'Save Our Stages' supports local, independent venues threatened by COVID 

It's been nearly half a year since venues held a live event. Amid the coronavirus pandemic, many theaters and concert halls were the first to close, and likely will be the last to reopen. Venues large and small need help if there's any hope of reopening again.

The pandemic has left spaces, like the Pabst Theater in a lurch. Sure, holding small weddings or events can help here or there, but that doesn't replace putting people in seats. That's why groups like the Pabst Theater Group are urging state and federal lawmakers to take action now to ensure the show can go on.

It's been a long time since the lights lit the Pabst Theater stage, with hundreds filling one of Milwaukee's performance venue gems. Arts across the board have taken a massive hit since the pandemic shuttered ticket windows, neighborhood clubs and theater troops.

"We were the first to close, and we'll be the last ones to open," said Gary Witt, Pabst Theater Group CEO.

Witt said when is anybody's guess.

Gary Witt

"As an industry, we very likely will not do another show for the remainder of 2020, and will likely be deeper into 2021 when we come back for business," said Witt.

While federal support helped early on, Witt said independent venues, from the Pabst to Bay View's Cactus Club need help paying the bills.

"Solutions lie in industries like ours doing whatever we possibly can to do to survive," said Witt.

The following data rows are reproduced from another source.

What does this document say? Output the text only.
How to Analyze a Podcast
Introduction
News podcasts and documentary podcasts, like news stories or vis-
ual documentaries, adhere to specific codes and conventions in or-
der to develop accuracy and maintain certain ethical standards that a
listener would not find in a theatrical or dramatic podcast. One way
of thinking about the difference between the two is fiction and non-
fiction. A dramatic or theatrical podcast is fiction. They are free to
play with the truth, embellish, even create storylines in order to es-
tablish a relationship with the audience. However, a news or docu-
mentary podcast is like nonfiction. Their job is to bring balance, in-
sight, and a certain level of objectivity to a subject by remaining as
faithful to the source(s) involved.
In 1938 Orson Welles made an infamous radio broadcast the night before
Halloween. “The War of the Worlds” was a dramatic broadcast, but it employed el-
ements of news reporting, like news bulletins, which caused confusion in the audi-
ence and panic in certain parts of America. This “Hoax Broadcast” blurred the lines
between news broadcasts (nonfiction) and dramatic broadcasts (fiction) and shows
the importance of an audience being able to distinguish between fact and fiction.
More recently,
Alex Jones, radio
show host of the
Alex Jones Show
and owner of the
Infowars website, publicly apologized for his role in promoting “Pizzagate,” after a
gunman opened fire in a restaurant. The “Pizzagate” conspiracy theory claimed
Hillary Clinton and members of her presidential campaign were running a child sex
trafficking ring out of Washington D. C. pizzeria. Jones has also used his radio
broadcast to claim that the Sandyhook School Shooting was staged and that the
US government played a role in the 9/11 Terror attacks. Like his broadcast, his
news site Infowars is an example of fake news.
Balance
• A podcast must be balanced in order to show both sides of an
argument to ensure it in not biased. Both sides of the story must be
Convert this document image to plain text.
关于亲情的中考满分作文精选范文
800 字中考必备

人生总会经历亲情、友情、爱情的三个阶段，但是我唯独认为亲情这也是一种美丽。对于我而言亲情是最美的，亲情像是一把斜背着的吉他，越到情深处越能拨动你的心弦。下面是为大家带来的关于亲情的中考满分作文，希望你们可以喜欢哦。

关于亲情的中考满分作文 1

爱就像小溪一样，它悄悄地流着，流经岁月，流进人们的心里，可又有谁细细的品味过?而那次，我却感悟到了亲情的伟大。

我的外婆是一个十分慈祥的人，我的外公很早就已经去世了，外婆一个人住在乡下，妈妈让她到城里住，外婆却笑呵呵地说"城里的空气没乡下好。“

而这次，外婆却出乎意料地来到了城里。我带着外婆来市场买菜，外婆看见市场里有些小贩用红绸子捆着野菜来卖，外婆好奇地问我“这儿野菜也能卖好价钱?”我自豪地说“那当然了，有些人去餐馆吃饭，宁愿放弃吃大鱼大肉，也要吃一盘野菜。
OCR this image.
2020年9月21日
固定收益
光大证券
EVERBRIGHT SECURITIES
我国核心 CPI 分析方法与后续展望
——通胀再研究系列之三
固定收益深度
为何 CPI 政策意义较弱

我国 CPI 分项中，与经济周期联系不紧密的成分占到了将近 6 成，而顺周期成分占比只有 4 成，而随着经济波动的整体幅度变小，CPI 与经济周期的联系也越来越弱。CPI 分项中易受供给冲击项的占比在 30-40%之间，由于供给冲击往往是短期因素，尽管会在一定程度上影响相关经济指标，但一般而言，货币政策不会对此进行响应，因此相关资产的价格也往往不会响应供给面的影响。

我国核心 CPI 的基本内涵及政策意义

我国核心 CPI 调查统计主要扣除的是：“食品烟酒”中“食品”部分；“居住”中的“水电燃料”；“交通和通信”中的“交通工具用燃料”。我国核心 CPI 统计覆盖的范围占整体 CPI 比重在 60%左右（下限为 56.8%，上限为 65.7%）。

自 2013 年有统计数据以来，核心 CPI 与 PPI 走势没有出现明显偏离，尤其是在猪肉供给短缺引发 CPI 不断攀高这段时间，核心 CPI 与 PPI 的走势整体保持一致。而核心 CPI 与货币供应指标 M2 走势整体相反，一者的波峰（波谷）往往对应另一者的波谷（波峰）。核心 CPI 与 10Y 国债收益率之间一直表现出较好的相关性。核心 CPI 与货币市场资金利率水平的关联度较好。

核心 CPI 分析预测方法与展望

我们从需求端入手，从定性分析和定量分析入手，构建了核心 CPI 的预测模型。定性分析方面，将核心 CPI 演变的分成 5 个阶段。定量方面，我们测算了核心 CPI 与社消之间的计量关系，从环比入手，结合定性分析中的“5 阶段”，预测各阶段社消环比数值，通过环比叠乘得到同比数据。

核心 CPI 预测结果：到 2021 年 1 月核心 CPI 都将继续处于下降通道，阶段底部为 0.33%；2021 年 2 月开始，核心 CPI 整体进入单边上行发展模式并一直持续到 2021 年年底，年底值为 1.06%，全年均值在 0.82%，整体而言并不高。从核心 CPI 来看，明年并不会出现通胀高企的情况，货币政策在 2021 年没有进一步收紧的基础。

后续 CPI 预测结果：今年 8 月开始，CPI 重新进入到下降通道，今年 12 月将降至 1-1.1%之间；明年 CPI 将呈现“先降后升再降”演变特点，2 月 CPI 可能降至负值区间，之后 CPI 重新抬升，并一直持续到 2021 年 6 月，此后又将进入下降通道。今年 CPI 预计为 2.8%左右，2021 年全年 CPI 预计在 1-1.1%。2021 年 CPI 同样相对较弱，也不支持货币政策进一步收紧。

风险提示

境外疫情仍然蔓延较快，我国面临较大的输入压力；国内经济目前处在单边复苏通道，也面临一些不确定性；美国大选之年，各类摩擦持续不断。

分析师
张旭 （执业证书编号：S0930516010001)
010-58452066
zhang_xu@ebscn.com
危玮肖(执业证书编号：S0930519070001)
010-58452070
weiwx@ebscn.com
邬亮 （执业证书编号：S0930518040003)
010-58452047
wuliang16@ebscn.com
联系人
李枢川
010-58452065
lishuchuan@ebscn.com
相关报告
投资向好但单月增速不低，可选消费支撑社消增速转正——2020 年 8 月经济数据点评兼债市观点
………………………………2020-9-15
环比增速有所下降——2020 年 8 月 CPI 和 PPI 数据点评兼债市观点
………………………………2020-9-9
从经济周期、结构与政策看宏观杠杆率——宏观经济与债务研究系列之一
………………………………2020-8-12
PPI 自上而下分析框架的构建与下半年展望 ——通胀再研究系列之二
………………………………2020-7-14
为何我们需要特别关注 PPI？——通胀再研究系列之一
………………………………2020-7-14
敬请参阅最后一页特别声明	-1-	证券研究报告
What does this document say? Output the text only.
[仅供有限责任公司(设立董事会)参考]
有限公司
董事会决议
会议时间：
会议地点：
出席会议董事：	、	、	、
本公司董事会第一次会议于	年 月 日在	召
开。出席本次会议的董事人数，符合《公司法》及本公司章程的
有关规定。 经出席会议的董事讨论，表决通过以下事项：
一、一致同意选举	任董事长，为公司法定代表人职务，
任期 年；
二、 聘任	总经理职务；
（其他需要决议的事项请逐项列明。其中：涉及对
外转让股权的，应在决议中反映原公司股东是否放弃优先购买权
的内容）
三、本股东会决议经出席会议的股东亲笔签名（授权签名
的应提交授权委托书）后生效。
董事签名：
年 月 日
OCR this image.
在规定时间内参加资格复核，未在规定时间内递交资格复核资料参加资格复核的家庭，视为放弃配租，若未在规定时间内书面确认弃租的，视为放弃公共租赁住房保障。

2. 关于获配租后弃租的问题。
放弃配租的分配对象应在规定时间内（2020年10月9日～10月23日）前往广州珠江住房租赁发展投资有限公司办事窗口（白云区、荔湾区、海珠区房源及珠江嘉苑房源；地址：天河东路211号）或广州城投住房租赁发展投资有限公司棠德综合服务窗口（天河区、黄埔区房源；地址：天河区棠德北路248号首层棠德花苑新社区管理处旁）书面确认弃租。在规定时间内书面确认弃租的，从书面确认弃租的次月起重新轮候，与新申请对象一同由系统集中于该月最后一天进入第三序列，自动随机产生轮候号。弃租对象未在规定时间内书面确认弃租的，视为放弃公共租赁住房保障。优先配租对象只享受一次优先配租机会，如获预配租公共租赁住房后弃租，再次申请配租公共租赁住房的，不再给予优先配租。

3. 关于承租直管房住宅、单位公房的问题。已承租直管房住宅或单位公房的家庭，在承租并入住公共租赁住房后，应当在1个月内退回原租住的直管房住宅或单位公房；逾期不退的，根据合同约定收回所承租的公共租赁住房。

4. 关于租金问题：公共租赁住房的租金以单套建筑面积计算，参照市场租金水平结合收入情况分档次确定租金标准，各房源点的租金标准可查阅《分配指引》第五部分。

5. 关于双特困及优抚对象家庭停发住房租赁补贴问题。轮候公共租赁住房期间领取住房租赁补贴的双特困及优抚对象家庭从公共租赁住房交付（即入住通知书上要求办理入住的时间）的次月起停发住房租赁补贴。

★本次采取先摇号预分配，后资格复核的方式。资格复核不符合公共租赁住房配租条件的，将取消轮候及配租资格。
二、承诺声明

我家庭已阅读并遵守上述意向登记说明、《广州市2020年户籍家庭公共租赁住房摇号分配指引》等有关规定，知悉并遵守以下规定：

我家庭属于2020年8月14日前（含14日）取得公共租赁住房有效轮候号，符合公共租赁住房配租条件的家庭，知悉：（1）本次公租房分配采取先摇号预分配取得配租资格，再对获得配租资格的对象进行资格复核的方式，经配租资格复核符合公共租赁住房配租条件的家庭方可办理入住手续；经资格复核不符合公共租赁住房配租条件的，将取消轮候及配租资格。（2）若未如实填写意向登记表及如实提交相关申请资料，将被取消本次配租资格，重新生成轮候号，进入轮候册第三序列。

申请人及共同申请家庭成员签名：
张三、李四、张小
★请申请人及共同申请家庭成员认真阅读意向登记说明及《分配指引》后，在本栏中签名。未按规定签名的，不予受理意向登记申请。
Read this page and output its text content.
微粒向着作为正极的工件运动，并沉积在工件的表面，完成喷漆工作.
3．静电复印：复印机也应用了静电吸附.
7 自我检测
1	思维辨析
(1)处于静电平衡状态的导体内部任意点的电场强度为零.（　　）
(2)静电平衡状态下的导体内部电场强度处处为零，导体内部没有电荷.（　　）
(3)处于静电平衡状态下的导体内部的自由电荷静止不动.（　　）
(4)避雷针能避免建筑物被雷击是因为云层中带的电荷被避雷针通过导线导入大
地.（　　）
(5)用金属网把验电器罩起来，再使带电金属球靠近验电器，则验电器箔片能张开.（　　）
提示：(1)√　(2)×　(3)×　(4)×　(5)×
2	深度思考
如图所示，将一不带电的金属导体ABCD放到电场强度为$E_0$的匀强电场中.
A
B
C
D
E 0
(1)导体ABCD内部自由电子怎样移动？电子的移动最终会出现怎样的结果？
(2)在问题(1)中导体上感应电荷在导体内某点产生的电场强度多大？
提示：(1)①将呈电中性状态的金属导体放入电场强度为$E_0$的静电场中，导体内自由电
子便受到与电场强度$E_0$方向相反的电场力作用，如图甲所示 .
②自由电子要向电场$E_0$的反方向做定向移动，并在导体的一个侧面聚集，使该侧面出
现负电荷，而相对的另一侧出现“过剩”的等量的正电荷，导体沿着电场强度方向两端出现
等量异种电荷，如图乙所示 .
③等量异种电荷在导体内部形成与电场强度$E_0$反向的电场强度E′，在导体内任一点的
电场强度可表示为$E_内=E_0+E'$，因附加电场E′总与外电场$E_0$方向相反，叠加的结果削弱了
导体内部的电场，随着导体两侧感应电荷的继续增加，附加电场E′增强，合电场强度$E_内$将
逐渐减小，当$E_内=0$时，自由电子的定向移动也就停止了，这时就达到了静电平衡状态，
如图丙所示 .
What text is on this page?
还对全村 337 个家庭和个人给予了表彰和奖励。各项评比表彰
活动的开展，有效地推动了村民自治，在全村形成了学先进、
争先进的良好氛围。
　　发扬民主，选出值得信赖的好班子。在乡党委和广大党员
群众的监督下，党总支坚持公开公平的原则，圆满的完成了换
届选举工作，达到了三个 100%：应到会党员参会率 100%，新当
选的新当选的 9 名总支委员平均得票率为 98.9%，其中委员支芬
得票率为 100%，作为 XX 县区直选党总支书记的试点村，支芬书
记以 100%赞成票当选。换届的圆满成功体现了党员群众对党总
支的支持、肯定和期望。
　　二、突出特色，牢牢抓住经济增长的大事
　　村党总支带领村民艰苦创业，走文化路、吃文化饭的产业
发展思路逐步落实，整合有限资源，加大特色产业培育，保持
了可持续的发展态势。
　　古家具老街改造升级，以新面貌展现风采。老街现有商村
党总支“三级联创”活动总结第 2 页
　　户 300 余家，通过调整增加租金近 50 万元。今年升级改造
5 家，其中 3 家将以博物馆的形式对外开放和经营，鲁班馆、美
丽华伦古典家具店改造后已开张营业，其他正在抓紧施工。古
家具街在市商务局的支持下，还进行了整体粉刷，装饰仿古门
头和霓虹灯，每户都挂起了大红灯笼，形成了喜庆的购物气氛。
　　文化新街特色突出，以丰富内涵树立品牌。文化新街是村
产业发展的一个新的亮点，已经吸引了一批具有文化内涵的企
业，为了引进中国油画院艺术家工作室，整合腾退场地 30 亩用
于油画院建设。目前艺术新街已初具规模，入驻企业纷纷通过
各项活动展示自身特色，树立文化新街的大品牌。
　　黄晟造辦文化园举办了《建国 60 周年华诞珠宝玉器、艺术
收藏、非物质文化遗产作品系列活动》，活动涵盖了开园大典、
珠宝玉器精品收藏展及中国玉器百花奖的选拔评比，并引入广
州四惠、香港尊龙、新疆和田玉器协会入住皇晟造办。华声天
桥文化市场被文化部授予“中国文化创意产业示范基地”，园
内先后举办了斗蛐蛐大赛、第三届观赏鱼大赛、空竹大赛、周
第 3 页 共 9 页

But short-term workarounds like small private events can only go so far, which is why Witt's group and thousands of other independent venues large and small across the country are urging Congress to "Save Our Stages." 

"It would be a real hit to Wisconsin's economy, but also the arts, frankly, if these venues like we have all over the state close permanently," said Senator Tammy Baldwin (D-Wisconsin).

In an interview with the Door County Daily News, Baldwin said the bipartisan SOS Act -- which has a related bill with bipartisan support in the House -- would offer grants to cover costs like payroll, rent, bills and PPE.

"It's not just about saving the Pabst Theater Group, or saving The Rave, Cactus Club, or Shank Hall," said Witt. "It's really about saving the city of Milwaukee."

Because, as the way Witt sees it, the soul and identity of every city is the experiences people have, and if the lights go down for good, there won't be much of an experience left to have.